Der luxemburgische Verband der Bankrechtler (ALJB) feierte am Dienstag die Veröffentlichung seines Jubiläumsbandes „Droit bancaire et financier“, der seit 1994 alle zehn Jahre erscheint. Den ganzen Tag über traten im prächtigen Palais de l’Arbed, das von seinem neuen Eigentümer, der Spuerkeess, im Stil einer Privatbank renoviert wurde, Anwälte und Juristen von Kanzleien nacheinander auf das Podium, um ihre Beiträge zu dem Werk vorzustellen, das der Präsident der ALJB, Nicolas
Thieltgen als „unverzichtbares Lehrwerk, das das luxemburgische Bank- und Finanzrecht im Wandel der Zeit widerspiegelt“ bezeichnet. Ein Werkzeug, um „die Entwicklung der Gesetzestexte und des Denkens“ in diesem speziellen Bereich zu verfolgen, so der Präsident des Obersten Gerichtshofs, Thierry Hoscheit, im Vorwort.

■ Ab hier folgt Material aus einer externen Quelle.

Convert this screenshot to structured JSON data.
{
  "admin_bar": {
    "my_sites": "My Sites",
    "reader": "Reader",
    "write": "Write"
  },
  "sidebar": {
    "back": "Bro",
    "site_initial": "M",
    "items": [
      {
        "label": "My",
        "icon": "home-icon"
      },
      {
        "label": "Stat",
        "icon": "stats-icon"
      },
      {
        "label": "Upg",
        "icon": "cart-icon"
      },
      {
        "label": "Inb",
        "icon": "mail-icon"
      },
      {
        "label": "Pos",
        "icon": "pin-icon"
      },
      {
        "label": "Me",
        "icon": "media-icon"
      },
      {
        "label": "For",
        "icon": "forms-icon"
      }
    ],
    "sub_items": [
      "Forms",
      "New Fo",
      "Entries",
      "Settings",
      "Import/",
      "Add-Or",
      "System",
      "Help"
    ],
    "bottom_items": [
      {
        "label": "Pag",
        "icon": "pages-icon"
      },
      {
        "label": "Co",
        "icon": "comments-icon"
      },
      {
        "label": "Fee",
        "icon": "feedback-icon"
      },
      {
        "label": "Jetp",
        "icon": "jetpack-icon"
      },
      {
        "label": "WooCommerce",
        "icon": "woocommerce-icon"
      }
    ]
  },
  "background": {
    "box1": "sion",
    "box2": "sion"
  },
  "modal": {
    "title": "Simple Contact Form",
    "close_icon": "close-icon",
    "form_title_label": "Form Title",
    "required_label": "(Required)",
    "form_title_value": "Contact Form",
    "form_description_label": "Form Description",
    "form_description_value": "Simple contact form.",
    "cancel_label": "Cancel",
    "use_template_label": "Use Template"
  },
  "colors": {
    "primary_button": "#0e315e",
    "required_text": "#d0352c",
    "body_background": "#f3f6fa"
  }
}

Auch der Ministerpräsident wird in dem Sammelband erwähnt. Luc Frieden (CSV) betont im Vorwort, dass diese verschiedenen Ausgaben selbstverständlich „in jeder juristischen Bibliothek“ ihren Platz finden. Platz braucht man dafür allerdings. Allein die Ausgabe 2024 umfasst sechs Bände, und ihre 2.500 Seiten verdeutlichen die Fülle des Stoffes. Luc Frieden, der im vergangenen Jahr noch Partner der renommierten luxemburgischen Wirtschaftskanzlei Elvinger Hoss Prussen (EHP) war, betont, dass „das Recht Ausdruck politischer Entscheidungen ist“. Das luxemburgische Bank- und Finanzrecht spiegele „ diesem Bestreben, den Wirtschaftsakteuren weltweit einen Rahmen zu bieten, in dem sie ihre Aktivitäten unter Rechtssicherheit ausüben können – im Einklang mit den allgemeinen Rechtsgrundsätzen und dem europäischen Recht, aber auch unter Berücksichtigung der Bedürfnisse der internationalen und grenzüberschreitenden Wirtschaft“. Nicht ohne dabei einige Grundsätze zu verletzen.
In einem der 55 Beiträge des Sammelbands (verfasst von 109 Autoren), der am Dienstag auf der Bühne vorgestellt wurde, weisen Patrick Kinsch und Patrick Geortay auf die zunehmende Verbreitung von Ausnahmeregelungen zum allgemeinen Recht hin – ein Privatrecht, das sich an den Interessen des Finanzzentrums orientiert, manchmal auf Kosten der Regeln, die das gute Zusammenleben in der Gesellschaft regeln. Die „ Rechtsprodukte “, wie beispielsweise die in den 2000er Jahren geschaffene Regelung zur Sicherung von Pfandrechten an Vermögenswerten, werden internationalen Investoren im Sinne der Wettbewerbsfähigkeit angeboten. „Als kleiner Staat mit einer flexibleren institutionellen Struktur als einige seiner großen Nachbarn hat Luxemburg die Möglichkeit und das Bestreben, die Nischen der Souveränität, die ihm das europäische Recht lässt, zu nutzen, um diesem Bedarf gerecht zu werden“, schreiben die beiden Rechtsanwälte. Diese maßgeschneiderten Lösungen bieten zwar Rechtssicherheit, machen aber den Grundsatz, der normalerweise für alle gilt, überflüssig. „Der luxemburgische Jurist hat eher die Lösung als den Grundsatz im Blick“, fasst Patrick Kinsch am Dienstag zusammen und bezieht sich dabei auf die Gesetzentwürfe, die die Finanzindustrie dem Finanzminister schlüsselfertig vorgelegt hat.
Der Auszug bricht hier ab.